Any evaluation funded by these dollars would have to be aimed at establishing if the model meets the threshold of evidence established this year in the Family First Prevention Services Act. The law, which was signed in February and mostly takes effect in October 2019, permits federal reimbursement for up to 12 months of substance abuse, mental health or parenting services for some parents accused of maltreatment.

But the federal dollars will only flow to program models deemed to be “promising,” “supported” or “well-supported.” The Department of Health and Human Services is tasked in the law with establishing a clearinghouse of programs that fit the bill.

Also this week, Rep. Paul Mitchell (R-Mich.) introduced the Foster Youth Success in College Act (H.R. 5915), which gives foster youth and homeless students preferred access to two federal programs designed to help disadvantaged youth progress through school and into college.

The first is Talent Search, which provides academic, financial and career counseling to high schoolers. The other program is Upward Bound, which also provides counseling but can also include subject-specific tutoring, mentor matching and work-study opportunities.

Talent Search and Upward Bound are two of the Education Department’s eight TRIO programs, named when there were only three of them.

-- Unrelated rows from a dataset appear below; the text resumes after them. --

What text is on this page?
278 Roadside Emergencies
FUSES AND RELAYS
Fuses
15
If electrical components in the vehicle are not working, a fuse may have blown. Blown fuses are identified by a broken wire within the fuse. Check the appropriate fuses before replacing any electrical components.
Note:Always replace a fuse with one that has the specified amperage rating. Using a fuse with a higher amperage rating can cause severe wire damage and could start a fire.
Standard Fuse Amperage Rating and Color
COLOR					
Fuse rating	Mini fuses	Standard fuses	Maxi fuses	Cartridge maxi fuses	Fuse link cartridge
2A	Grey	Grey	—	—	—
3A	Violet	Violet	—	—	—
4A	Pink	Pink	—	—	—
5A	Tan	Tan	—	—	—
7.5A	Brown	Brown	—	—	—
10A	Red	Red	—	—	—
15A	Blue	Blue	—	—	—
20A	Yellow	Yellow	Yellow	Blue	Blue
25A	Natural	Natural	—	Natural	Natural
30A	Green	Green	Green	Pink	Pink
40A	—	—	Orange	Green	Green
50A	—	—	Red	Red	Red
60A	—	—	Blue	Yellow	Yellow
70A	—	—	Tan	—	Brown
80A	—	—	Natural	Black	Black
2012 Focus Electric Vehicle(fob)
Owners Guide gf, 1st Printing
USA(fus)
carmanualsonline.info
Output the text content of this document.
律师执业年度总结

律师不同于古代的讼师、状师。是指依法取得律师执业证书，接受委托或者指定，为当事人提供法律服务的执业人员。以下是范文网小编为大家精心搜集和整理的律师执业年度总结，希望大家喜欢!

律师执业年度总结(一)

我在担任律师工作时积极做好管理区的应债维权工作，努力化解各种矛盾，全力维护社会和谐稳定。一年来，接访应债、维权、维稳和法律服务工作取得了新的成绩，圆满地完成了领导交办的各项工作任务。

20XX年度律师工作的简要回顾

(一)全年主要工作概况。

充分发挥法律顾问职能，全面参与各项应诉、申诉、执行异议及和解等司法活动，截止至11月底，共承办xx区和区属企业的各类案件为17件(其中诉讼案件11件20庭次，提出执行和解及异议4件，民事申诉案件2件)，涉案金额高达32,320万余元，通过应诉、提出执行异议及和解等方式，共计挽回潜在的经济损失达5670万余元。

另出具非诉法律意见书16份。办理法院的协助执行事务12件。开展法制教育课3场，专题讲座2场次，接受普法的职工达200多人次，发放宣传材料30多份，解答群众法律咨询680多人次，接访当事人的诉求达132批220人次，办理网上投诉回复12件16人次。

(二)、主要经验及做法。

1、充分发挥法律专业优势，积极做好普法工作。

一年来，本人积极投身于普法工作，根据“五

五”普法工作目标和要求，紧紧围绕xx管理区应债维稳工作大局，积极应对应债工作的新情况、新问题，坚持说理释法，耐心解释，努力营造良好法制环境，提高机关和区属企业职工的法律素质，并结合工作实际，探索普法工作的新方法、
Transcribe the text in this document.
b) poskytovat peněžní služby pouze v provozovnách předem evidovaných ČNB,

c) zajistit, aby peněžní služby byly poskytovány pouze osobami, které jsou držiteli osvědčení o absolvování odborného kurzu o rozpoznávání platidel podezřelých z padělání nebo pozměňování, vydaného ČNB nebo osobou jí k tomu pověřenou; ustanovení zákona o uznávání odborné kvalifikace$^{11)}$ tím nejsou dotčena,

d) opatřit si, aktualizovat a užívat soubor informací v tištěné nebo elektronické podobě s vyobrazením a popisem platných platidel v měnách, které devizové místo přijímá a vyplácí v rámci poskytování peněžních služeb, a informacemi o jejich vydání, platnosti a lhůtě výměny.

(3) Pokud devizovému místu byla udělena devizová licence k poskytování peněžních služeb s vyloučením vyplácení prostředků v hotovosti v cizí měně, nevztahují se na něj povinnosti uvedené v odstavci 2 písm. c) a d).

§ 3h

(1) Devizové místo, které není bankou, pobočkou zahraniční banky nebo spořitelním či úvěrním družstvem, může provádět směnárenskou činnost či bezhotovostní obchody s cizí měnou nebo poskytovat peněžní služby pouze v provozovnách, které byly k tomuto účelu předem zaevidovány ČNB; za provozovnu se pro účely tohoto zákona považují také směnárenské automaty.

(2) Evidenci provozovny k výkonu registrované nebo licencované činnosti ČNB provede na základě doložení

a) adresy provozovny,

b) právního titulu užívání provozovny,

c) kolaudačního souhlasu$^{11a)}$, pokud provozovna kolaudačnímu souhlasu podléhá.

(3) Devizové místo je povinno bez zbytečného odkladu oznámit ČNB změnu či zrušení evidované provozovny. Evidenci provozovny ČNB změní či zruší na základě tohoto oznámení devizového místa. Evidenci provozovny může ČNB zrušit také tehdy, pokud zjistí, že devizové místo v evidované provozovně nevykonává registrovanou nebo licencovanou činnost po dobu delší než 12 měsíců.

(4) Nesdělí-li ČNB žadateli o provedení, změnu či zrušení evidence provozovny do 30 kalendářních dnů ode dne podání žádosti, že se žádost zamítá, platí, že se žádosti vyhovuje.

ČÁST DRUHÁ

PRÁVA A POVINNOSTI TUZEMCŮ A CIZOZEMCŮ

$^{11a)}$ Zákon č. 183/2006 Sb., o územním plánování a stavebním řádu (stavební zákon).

“We have a moral imperative to help students from disadvantaged backgrounds,” said Mitchell, in a statement announcing the bill. “The numbers clearly show that these students, who overwhelmingly want to obtain an education, are not receiving the support they need to achieve their goal.”

The drug treatment bill was referred to the Senate Finance Committee. The education bill goes to the House Committee on Education and the Workforce.